One of the things that is missing from the comments here that say "Office Substitute X does 99% of what users need" is that in most companies, there is already a way of doing a task.
In many complex tasks, Excel is a front end to a complex business process. That business process is kicked off by some VBA code that talks to some COM object that talks to the back-end infrastructure. For example, in Finance, there are scenarios where that COM object kicks off a job on a Linux HPC cluster to compute, for example, the risk of a position that a trader is interested in. While "Office Substitute X" could potentially do the same thing, the trader has absolutely zero interest in using anything other than Excel, and he/she is the rainmaker.
So there is very little cannibalization of the existing desktop Office business for Enterprise customers. What this seems to be doing is taking people's familiarity with Office at work, and making it cheaper/easier for them to continue to experience Office in their personal lives.
Microsoft isn't concerned about losing the high end uses of Excel and Word, it's people not needing Word or Excel for documents or spreadsheets. They're already losing the very bottom end to Google Docs and other online tools, the question is whether they can hold the middle.
Office and Windows have a symbiotic relationship, and most of Microsoft's other products hang off of these two. Losing Office or Windows could prove disastrous for Microsoft.
I don't think MS Office* has ever really held the low end though, no?
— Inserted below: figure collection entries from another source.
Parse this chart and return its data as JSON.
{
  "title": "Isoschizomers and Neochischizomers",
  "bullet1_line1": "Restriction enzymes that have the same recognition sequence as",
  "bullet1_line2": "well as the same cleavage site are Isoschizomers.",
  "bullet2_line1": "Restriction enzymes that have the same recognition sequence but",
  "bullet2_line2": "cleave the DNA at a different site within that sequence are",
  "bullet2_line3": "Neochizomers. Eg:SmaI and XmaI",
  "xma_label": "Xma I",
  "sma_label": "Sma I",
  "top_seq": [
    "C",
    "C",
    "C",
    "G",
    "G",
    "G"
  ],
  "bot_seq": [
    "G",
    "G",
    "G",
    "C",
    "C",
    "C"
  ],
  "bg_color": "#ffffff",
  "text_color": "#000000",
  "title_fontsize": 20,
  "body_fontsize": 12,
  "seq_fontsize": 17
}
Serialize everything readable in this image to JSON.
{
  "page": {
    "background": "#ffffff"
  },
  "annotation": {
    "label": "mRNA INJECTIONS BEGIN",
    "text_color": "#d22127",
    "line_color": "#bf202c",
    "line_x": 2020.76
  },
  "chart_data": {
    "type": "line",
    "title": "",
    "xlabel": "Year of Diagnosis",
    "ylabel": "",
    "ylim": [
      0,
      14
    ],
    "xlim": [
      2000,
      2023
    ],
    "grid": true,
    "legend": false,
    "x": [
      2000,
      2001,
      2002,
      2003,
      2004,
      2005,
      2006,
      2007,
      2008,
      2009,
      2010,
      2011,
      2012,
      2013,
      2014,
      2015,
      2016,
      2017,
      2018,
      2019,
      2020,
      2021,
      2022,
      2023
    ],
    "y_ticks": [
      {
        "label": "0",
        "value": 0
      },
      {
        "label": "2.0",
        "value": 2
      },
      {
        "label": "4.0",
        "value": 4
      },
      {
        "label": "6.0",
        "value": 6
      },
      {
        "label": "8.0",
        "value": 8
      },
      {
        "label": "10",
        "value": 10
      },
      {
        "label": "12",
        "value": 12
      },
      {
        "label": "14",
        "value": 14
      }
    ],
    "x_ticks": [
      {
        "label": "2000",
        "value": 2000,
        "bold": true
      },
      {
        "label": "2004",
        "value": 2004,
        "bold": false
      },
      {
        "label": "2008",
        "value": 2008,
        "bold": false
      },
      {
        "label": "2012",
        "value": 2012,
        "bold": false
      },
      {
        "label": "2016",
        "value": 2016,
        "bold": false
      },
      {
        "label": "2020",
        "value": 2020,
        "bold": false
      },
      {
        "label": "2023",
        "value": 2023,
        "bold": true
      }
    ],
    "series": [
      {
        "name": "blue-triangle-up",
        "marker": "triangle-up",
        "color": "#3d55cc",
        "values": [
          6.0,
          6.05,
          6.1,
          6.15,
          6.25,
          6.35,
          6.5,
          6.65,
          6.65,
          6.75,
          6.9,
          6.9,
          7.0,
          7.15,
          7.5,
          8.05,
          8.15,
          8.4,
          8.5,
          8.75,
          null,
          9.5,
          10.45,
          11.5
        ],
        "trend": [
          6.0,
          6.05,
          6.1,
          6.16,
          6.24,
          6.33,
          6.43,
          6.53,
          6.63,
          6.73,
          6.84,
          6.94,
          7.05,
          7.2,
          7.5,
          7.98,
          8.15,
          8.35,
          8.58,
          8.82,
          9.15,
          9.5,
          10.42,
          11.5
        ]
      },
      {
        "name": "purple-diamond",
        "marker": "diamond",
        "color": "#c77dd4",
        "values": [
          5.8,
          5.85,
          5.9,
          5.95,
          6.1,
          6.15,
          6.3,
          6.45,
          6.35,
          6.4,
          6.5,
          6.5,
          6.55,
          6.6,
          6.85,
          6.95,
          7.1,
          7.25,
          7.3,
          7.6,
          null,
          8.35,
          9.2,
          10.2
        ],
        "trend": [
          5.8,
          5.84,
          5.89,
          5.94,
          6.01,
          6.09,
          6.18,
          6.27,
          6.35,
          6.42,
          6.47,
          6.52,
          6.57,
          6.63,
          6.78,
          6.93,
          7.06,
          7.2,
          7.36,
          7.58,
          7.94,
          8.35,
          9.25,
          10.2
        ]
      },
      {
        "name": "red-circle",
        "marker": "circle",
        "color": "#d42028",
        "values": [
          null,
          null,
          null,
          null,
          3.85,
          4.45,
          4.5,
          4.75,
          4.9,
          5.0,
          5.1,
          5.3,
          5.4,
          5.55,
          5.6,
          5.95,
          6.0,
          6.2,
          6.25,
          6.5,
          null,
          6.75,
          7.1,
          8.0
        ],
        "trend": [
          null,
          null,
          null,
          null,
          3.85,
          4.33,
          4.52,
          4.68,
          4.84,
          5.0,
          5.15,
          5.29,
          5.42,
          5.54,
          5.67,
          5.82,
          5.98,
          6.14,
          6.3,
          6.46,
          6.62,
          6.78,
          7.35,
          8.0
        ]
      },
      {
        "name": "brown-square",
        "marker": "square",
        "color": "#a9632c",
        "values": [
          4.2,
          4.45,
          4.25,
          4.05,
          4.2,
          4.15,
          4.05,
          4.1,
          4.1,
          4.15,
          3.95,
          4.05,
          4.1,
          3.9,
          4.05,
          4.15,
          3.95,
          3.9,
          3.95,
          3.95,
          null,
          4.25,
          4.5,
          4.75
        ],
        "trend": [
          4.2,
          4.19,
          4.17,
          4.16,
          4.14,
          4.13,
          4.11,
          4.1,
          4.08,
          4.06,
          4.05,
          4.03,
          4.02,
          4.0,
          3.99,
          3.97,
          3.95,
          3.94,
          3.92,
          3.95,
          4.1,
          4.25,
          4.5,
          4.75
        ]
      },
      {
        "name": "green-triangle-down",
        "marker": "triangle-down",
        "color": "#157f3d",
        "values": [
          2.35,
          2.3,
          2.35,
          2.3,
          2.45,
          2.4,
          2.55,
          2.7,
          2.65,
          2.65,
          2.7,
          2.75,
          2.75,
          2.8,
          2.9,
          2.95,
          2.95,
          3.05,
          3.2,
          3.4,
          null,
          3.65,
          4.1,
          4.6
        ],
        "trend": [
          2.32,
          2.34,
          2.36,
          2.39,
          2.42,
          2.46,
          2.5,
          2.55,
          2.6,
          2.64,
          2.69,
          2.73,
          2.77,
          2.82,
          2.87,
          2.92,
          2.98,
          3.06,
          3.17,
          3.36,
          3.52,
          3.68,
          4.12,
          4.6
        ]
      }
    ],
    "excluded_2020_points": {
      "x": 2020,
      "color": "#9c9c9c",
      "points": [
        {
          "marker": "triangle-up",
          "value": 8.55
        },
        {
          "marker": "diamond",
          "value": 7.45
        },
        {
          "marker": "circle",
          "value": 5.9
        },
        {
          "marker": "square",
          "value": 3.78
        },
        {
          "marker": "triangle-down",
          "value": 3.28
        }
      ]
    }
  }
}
That was held by Works back in the day, or even WordPad. And if it was Word, then it was most likely on some educational discount or hardware bundle, meaning not much revenue in the first place for Microsoft.
Lately Google Docs and Pages have filled those spots, but I suspect this giveaway is just shoring up or buffering their stronghold in the workplace.
Strongly agreed on the symbiotic relationship. I actually bought a full version of Win7 and VMWare Fusion just to run the "real" Office apps on my Mac. (Tellingly, the actual Office Suite was only $10, through the Home Use Program)
* EDIT: Changed "I don't think Microsoft has ever..."
On Windows they always held the low end with a free version of Office, which was a pirated copy. This is much harder on iOS, and I think with this move Microsoft acknowledges that they need to offer this version too.
I think you misunderstand the point of most of those comments. Numbers and Google Sheets for iPad have been available for months, so Microsoft's offering has to demonstrate value above and beyond those. Unfortunately, the 2014 offering doesn't really do that.
Having encountered an issue before (The workbook you are trying to open is an ISO Strict file), it's not clear if Microsoft actually leveraged the existing Office code in the mobile versions: https://support.microsoft.com/kb/2960660
months? Don't you mean years? At least Numbers has been available since the very first iPad AFAIK - one of the things that Apple clearly did better with their iPad introduction compared to MS's Surface introduction with no touch optimized Office.
VBA is joyless. I started my career as VBA dev. It was the shitiest job I've ever had and worst job I can imagine to do. Bloated unreliable with disgusting API (like try catching for contains method on collection).
I had a job in university that involved picking up 20-foot-long sections of freshly sawn lumber (some of which weighed well over a hundred pounds) off of a moving set of chains and placing them in bins. That's it, for a 10 hour shift.
VBA sucks, but come on, there are worse jobs out there.
My first job (at 14) was a dishwasher. Not as bad as yours by the sound of it, but it was filthy and disgusting and I got paid $3.35 per hour.
Having that job put all my programming jobs in perspective. To preserve that I have a picture of a dude in a coal mine by my phone at work. Any time I'm asked to submit a pointless form, I think of that guy. I don't do this to shame myself but rather to put my work problems into perspective which helps me.
In many complex tasks, Excel is a front end to a complex business process. That business process is kicked off by some VBA code that talks to some COM object that talks to the back-end infrastructure. For example, in Finance, there are scenarios where that COM object kicks off a job on a Linux HPC cluster to compute, for example, the risk of a position that a trader is interested in. While "Office Substitute X" could potentially do the same thing, the trader has absolutely zero interest in using anything other than Excel, and he/she is the rainmaker.
So there is very little cannibalization of the existing desktop Office business for Enterprise customers. What this seems to be doing is taking people's familiarity with Office at work, and making it cheaper/easier for them to continue to experience Office in their personal lives.